Week7 D1 Research Design for One-Way ANOVA

The logic of ANOVA is the same as a t test, which is to test the null hypothesis (Warner, 2012). However, a t-test is limited to comparing 1-2 groups, while ANOVA allows for testing 2+ samples (Warner, 2012).  When ANOVA procedures are applied to data with one dependent and one independent variable, such as race and mental health literacy (MHL), it is called a one-way ANOVA (Warner, 2012).

For example, Rafal, Gatto, & DeBate (2018), using a one-way ANOVA, seek to answer the research questions, “Will race of college male undergraduate students (IV) cause differences in MHL (DV)?” The authors create 3 levels of the nominal variable, “race”. They are: White, Asian, & Other.

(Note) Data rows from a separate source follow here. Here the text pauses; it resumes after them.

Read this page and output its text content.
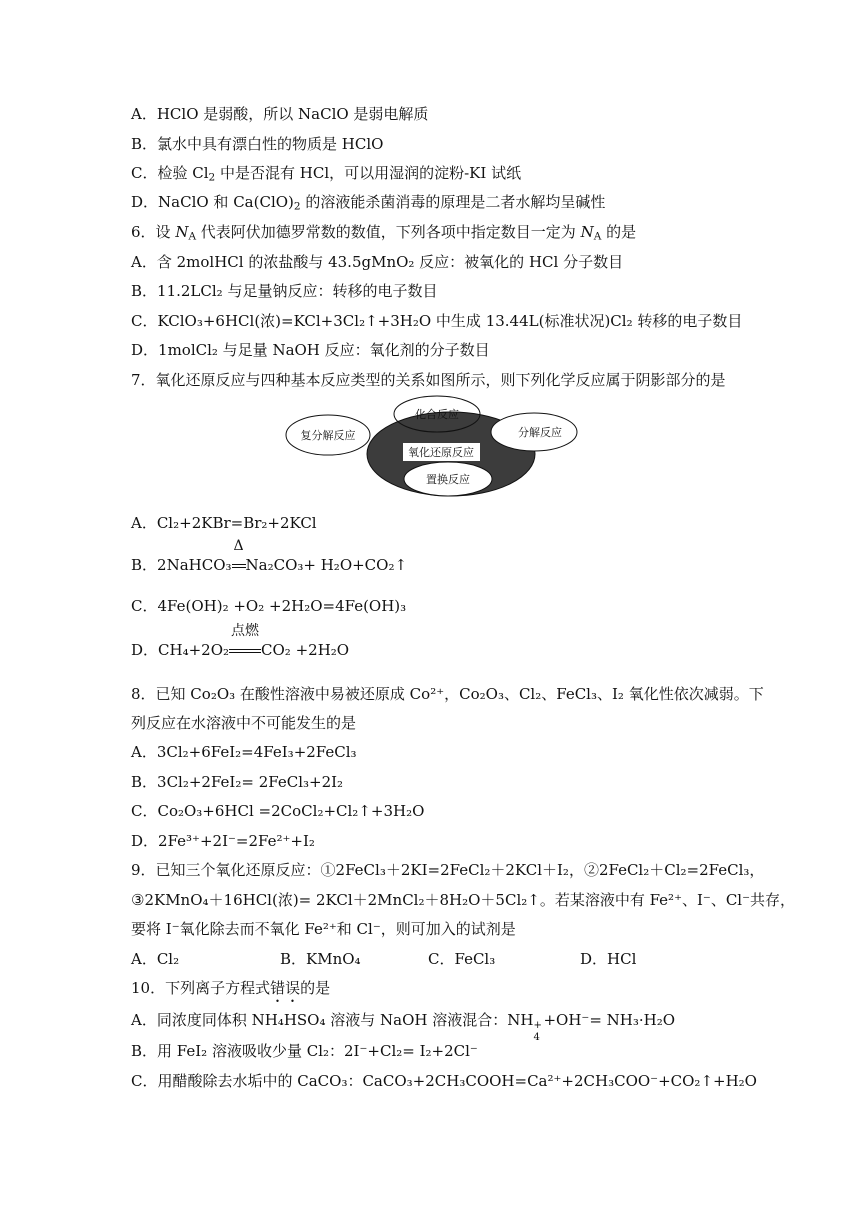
A．HClO 是弱酸，所以 NaClO 是弱电解质
B．氯水中具有漂白性的物质是 HClO
C．检验 $Cl_2$ 中是否混有 HCl，可以用湿润的淀粉-KI 试纸
D．NaClO 和 $Ca(ClO)_2$ 的溶液能杀菌消毒的原理是二者水解均呈碱性
6．设 $N_A$ 代表阿伏加德罗常数的数值，下列各项中指定数目一定为 $N_A$ 的是
A．含 2molHCl 的浓盐酸与 43.5gMnO₂ 反应：被氧化的 HCl 分子数目
B．11.2LCl₂ 与足量钠反应：转移的电子数目
C．KClO₃+6HCl(浓)=KCl+3Cl₂↑+3H₂O 中生成 13.44L(标准状况)Cl₂ 转移的电子数目
D．1molCl₂ 与足量 NaOH 反应：氧化剂的分子数目
7．氧化还原反应与四种基本反应类型的关系如图所示，则下列化学反应属于阴影部分的是
化合反应
复分解反应	分解反应
氧化还原反应
置换反应
A．Cl₂+2KBr=Br₂+2KCl
B．2NaHCO₃
Δ
Na₂CO₃+ H₂O+CO₂↑
C．4Fe(OH)₂ +O₂ +2H₂O=4Fe(OH)₃
D．CH₄+2O₂
点燃
CO₂ +2H₂O
8．已知 Co₂O₃ 在酸性溶液中易被还原成 Co²⁺，Co₂O₃、Cl₂、FeCl₃、I₂ 氧化性依次减弱。下
列反应在水溶液中不可能发生的是
A．3Cl₂+6FeI₂=4FeI₃+2FeCl₃
B．3Cl₂+2FeI₂= 2FeCl₃+2I₂
C．Co₂O₃+6HCl =2CoCl₂+Cl₂↑+3H₂O
D．2Fe³⁺+2I⁻=2Fe²⁺+I₂
9．已知三个氧化还原反应：①2FeCl₃＋2KI=2FeCl₂＋2KCl＋I₂，②2FeCl₂＋Cl₂=2FeCl₃，
③2KMnO₄＋16HCl(浓)= 2KCl＋2MnCl₂＋8H₂O＋5Cl₂↑。若某溶液中有 Fe²⁺、I⁻、Cl⁻共存，
要将 I⁻氧化除去而不氧化 Fe²⁺和 Cl⁻，则可加入的试剂是
A．Cl₂	B．KMnO₄	C．FeCl₃	D．HCl
10．下列离子方程式错误的是
A．同浓度同体积 NH₄HSO₄ 溶液与 NaOH 溶液混合：NH +
4
+OH⁻= NH₃·H₂O
B．用 FeI₂ 溶液吸收少量 Cl₂：2I⁻+Cl₂= I₂+2Cl⁻
C．用醋酸除去水垢中的 CaCO₃：CaCO₃+2CH₃COOH=Ca²⁺+2CH₃COO⁻+CO₂↑+H₂O
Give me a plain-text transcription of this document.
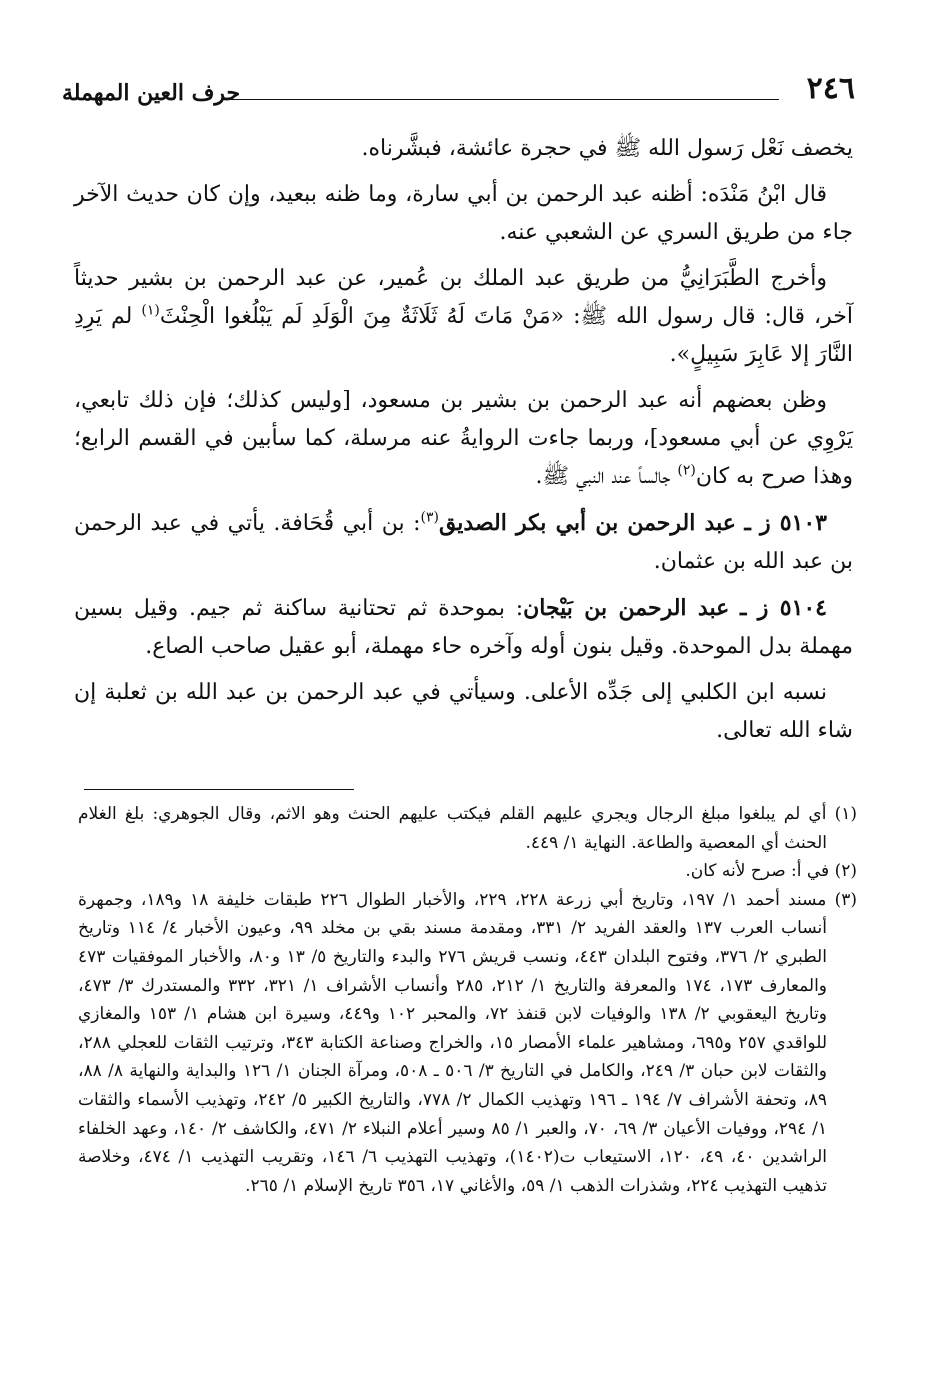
٢٤٦
حرف العين المهملة

يخصف نَعْل رَسول الله ﷺ في حجرة عائشة، فبشَّرناه.

قال ابْنُ مَنْدَه: أظنه عبد الرحمن بن أبي سارة، وما ظنه ببعيد، وإن كان حديث الآخر جاء من طريق السري عن الشعبي عنه.

وأخرج الطَّبَرَانِيُّ من طريق عبد الملك بن عُمير، عن عبد الرحمن بن بشير حديثاً آخر، قال: قال رسول الله ﷺ: «مَنْ مَاتَ لَهُ ثَلَاثَةٌ مِنَ الْوَلَدِ لَم يَبْلُغوا الْحِنْثَ$^{(١)}$ لم يَرِدِ النَّارَ إلا عَابِرَ سَبِيلٍ».

وظن بعضهم أنه عبد الرحمن بن بشير بن مسعود، [وليس كذلك؛ فإن ذلك تابعي، يَرْوِي عن أبي مسعود]، وربما جاءت الروايةُ عنه مرسلة، كما سأبين في القسم الرابع؛ وهذا صرح به كان$^{(٢)}$ جالساً عند النبي ﷺ.

٥١٠٣ ز ـ عبد الرحمن بن أبي بكر الصديق$^{(٣)}$: بن أبي قُحَافة. يأتي في عبد الرحمن بن عبد الله بن عثمان.

٥١٠٤ ز ـ عبد الرحمن بن بَيْجان: بموحدة ثم تحتانية ساكنة ثم جيم. وقيل بسين مهملة بدل الموحدة. وقيل بنون أوله وآخره حاء مهملة، أبو عقيل صاحب الصاع.

نسبه ابن الكلبي إلى جَدِّه الأعلى. وسيأتي في عبد الرحمن بن عبد الله بن ثعلبة إن شاء الله تعالى.

(١) أي لم يبلغوا مبلغ الرجال ويجري عليهم القلم فيكتب عليهم الحنث وهو الاثم، وقال الجوهري: بلغ الغلام الحنث أي المعصية والطاعة. النهاية ١/ ٤٤٩.

(٢) في أ: صرح لأنه كان.

(٣) مسند أحمد ١/ ١٩٧، وتاريخ أبي زرعة ٢٢٨، ٢٢٩، والأخبار الطوال ٢٢٦ طبقات خليفة ١٨ و١٨٩، وجمهرة أنساب العرب ١٣٧ والعقد الفريد ٢/ ٣٣١، ومقدمة مسند بقي بن مخلد ٩٩، وعيون الأخبار ٤/ ١١٤ وتاريخ الطبري ٢/ ٣٧٦، وفتوح البلدان ٤٤٣، ونسب قريش ٢٧٦ والبدء والتاريخ ٥/ ١٣ و٨٠، والأخبار الموفقيات ٤٧٣ والمعارف ١٧٣، ١٧٤ والمعرفة والتاريخ ١/ ٢١٢، ٢٨٥ وأنساب الأشراف ١/ ٣٢١، ٣٣٢ والمستدرك ٣/ ٤٧٣، وتاريخ اليعقوبي ٢/ ١٣٨ والوفيات لابن قنفذ ٧٢، والمحبر ١٠٢ و٤٤٩، وسيرة ابن هشام ١/ ١٥٣ والمغازي للواقدي ٢٥٧ و٦٩٥، ومشاهير علماء الأمصار ١٥، والخراج وصناعة الكتابة ٣٤٣، وترتيب الثقات للعجلي ٢٨٨، والثقات لابن حبان ٣/ ٢٤٩، والكامل في التاريخ ٣/ ٥٠٦ ـ ٥٠٨، ومرآة الجنان ١/ ١٢٦ والبداية والنهاية ٨/ ٨٨، ٨٩، وتحفة الأشراف ٧/ ١٩٤ ـ ١٩٦ وتهذيب الكمال ٢/ ٧٧٨، والتاريخ الكبير ٥/ ٢٤٢، وتهذيب الأسماء والثقات ١/ ٢٩٤، ووفيات الأعيان ٣/ ٦٩، ٧٠، والعبر ١/ ٨٥ وسير أعلام النبلاء ٢/ ٤٧١، والكاشف ٢/ ١٤٠، وعهد الخلفاء الراشدين ٤٠، ٤٩، ١٢٠، الاستيعاب ت(١٤٠٢)، وتهذيب التهذيب ٦/ ١٤٦، وتقريب التهذيب ١/ ٤٧٤، وخلاصة تذهيب التهذيب ٢٢٤، وشذرات الذهب ١/ ٥٩، والأغاني ١٧، ٣٥٦ تاريخ الإسلام ١/ ٢٦٥.
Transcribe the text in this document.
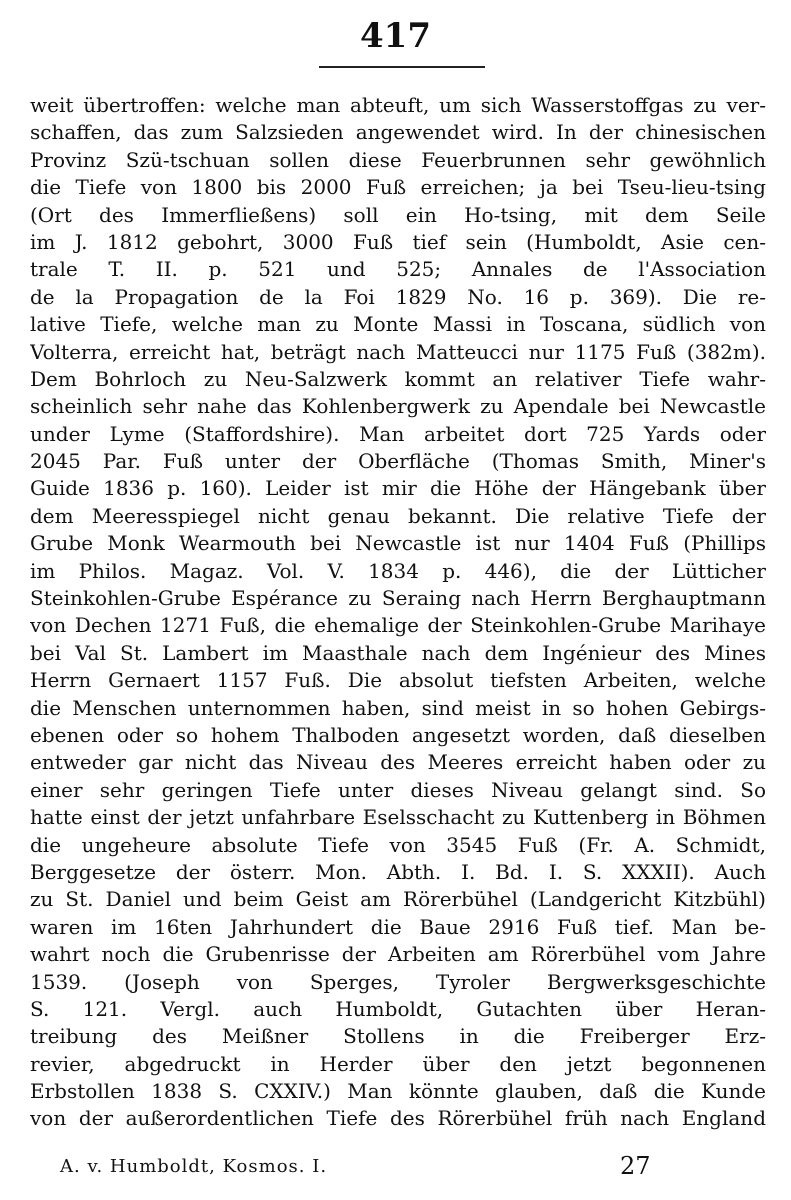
417
weit übertroffen: welche man abteuft, um sich Wasserstoffgas zu ver-
schaffen, das zum Salzsieden angewendet wird. In der chinesischen
Provinz Szü-tschuan sollen diese Feuerbrunnen sehr gewöhnlich
die Tiefe von 1800 bis 2000 Fuß erreichen; ja bei Tseu-lieu-tsing
(Ort des Immerfließens) soll ein Ho-tsing, mit dem Seile
im J. 1812 gebohrt, 3000 Fuß tief sein (Humboldt, Asie cen-
trale T. II. p. 521 und 525; Annales de l'Association
de la Propagation de la Foi 1829 No. 16 p. 369). Die re-
lative Tiefe, welche man zu Monte Massi in Toscana, südlich von
Volterra, erreicht hat, beträgt nach Matteucci nur 1175 Fuß (382m).
Dem Bohrloch zu Neu-Salzwerk kommt an relativer Tiefe wahr-
scheinlich sehr nahe das Kohlenbergwerk zu Apendale bei Newcastle
under Lyme (Staffordshire). Man arbeitet dort 725 Yards oder
2045 Par. Fuß unter der Oberfläche (Thomas Smith, Miner's
Guide 1836 p. 160). Leider ist mir die Höhe der Hängebank über
dem Meeresspiegel nicht genau bekannt. Die relative Tiefe der
Grube Monk Wearmouth bei Newcastle ist nur 1404 Fuß (Phillips
im Philos. Magaz. Vol. V. 1834 p. 446), die der Lütticher
Steinkohlen-Grube Espérance zu Seraing nach Herrn Berghauptmann
von Dechen 1271 Fuß, die ehemalige der Steinkohlen-Grube Marihaye
bei Val St. Lambert im Maasthale nach dem Ingénieur des Mines
Herrn Gernaert 1157 Fuß. Die absolut tiefsten Arbeiten, welche
die Menschen unternommen haben, sind meist in so hohen Gebirgs-
ebenen oder so hohem Thalboden angesetzt worden, daß dieselben
entweder gar nicht das Niveau des Meeres erreicht haben oder zu
einer sehr geringen Tiefe unter dieses Niveau gelangt sind. So
hatte einst der jetzt unfahrbare Eselsschacht zu Kuttenberg in Böhmen
die ungeheure absolute Tiefe von 3545 Fuß (Fr. A. Schmidt,
Berggesetze der österr. Mon. Abth. I. Bd. I. S. XXXII). Auch
zu St. Daniel und beim Geist am Rörerbühel (Landgericht Kitzbühl)
waren im 16ten Jahrhundert die Baue 2916 Fuß tief. Man be-
wahrt noch die Grubenrisse der Arbeiten am Rörerbühel vom Jahre
1539. (Joseph von Sperges, Tyroler Bergwerksgeschichte
S. 121. Vergl. auch Humboldt, Gutachten über Heran-
treibung des Meißner Stollens in die Freiberger Erz-
revier, abgedruckt in Herder über den jetzt begonnenen
Erbstollen 1838 S. CXXIV.) Man könnte glauben, daß die Kunde
von der außerordentlichen Tiefe des Rörerbühel früh nach England
A. v. Humboldt, Kosmos. I.	27
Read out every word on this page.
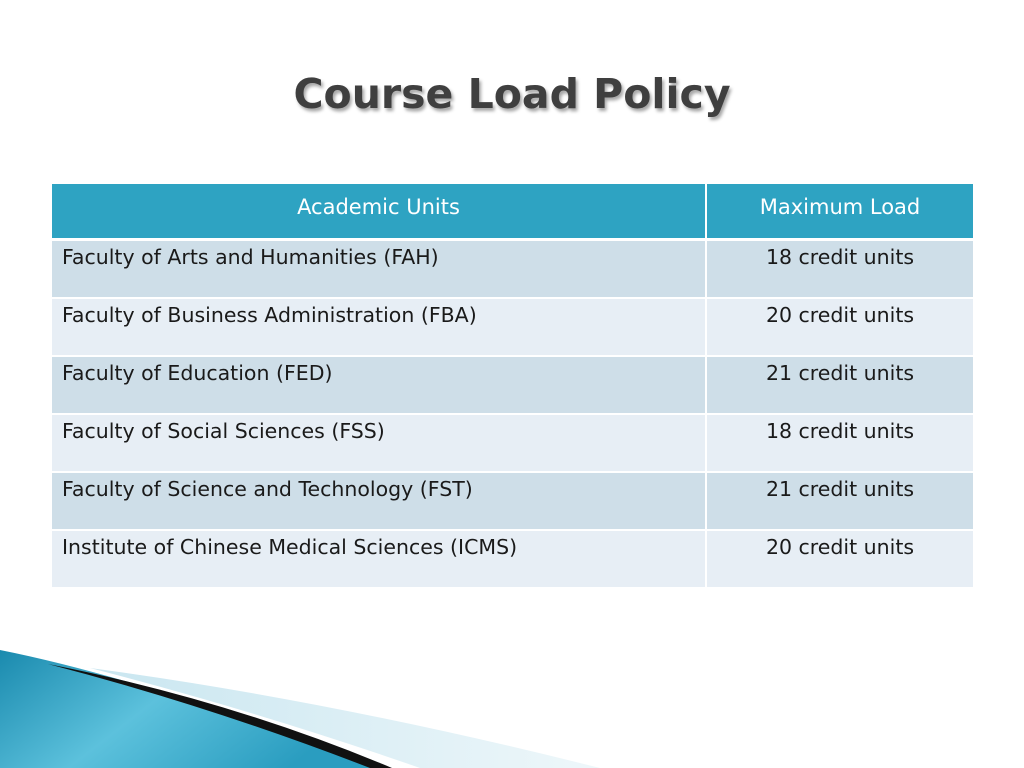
Course Load Policy
Academic Units	Maximum Load
Faculty of Arts and Humanities (FAH)	18 credit units
Faculty of Business Administration (FBA)	20 credit units
Faculty of Education (FED)	21 credit units
Faculty of Social Sciences (FSS)	18 credit units
Faculty of Science and Technology (FST)	21 credit units
Institute of Chinese Medical Sciences (ICMS)	20 credit units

The null hypothesis states, “There is no difference in MHL (DV) caused by race of college male undergraduate students (IV).” The authors state, “among undergraduate participants, statistically significant differences were observed by race for overall MHL; F(2,790)=18.953, p= <.001 (Rafal, et al., 2018).”

A quick view of a table suggests 3 comparisons of MHL were made based on race, White Vs Asian, White Vs Other, Asian Vs. Other (Rafal, et al., 2018). The former two (White Vs. Asian & White Vs. Other) were statistically significant (p=<.001*), while the latter comparison group (Asian Vs. Other) was not (Rafal, et al., 2018). This means scores on MHL significantly differed when White was compared to Asian, and when White was compared to Other. Specifically, “White males had higher total MHL than Asian male undergraduates (p <.001) and Other undergraduates (p<.001) (Rafal, et al., 2018).”

Overall, authors can reject the null hypothesis because their data suggests race causes differences in MHL, and the differences are statistically significant.


Rafal, G. Gatto, A., & DeBate, R. (2018). Mental health literacy, stigma, and help-seeking behaviors among male college students. Journal of American College Health, 66(4), 284–291. https://doi.org/10.1080/07448481.2018.1434780

Warner, R. M. (2012). Applied statistics from bivariate through multivariate techniques (2nd ed.). Thousand Oaks, CA: Sage Publications.